Crypto lenders are the intermediaries between consumers and the wild, unregulated, blockchain-based world of cryptocurrency. As such, they find themselves in an unusual situation about their customers and the assets they provide services. As a result, when it comes to choosing which currencies to support, lenders perform a delicate act of responsibility. They combining public demand with the addition of sustainable, desirable, and secure cryptocurrencies.
Demand vs. approval: The endorsement debate
In a nascent industry brimming with new investors, a lender’s asset integration frequently seen as a stamp of approval. When businesses add new assets to their portfolios, crypto lending is a business, and any asset integration. A good market opportunity that benefits both business and clients. Perhaps this is because lenders are powerful organizations in an industry that historically lacks institutional validation and seeks it through pioneering firms.
Coinbase CEO Brian Armstrong tweeted in June 2021 about the exchange’s quick integration of different assets. Its commitment to maintain this pace. Armstrong stated that “one should not view inclusion on Coinbase as an endorsement of that asset.,” highlighting the subtle distinction between working with and endorsing an asset. While their activities differ from an exchange, the same idea applies to crypto lenders: This is not an endorsement; it is simply business. Additionally, there are other strategies for developing client-centric and socially responsible firms.
What if there is no endorsement?
While listing an asset on a lending platform does not constitute an endorsement, it does indicate a degree of credibility, stability, and security. The actions of a crypto lender concerning a particular coin imply that holding it, investing with/in it, and utilizing financial services for it are both regulatory and technically sound. Lenders stand to lose a great deal by working with unreliable cryptocurrencies. Including their clients’ trust and the future viability of their business; as a result, they maintain stringent requirements for an asset’s technical robustness, market-wide liquidity, price stability, and legality. While these companies’ due diligence cannot function as the stamp above of approval for investors, it can serve as a type of crypto wind indicator, indicating an asset’s stability and safety without supporting it.

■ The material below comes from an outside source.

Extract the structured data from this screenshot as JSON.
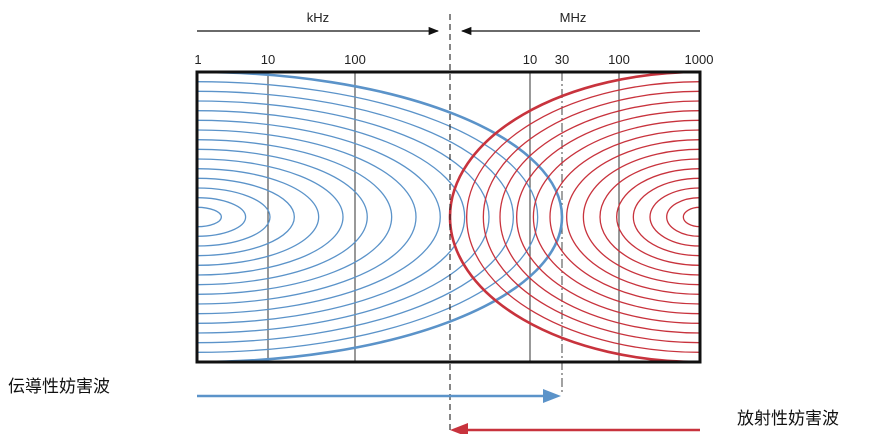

With crypto lenders immediately discontinuing services for cryptocurrencies if new regulatory concerns arise with a coin or token. Thus, crypto lenders have become an important barometer for regulatory action. This identical scenario occurred on December 23, 2020, when numerous large exchanges and crypto lenders suspended their XRP services in response to Ripple Labs’ SEC lawsuit. The important point is that these institutions’ early responses to the likelihood of legal concerns with XRP reflect a penchant for full compliance, competent legal counsel, and a willingness to act quickly in response to changing circumstances. Essentially, reputable crypto enterprises serve as the industry’s first reactors and are worth keeping an eye on as you navigate the field.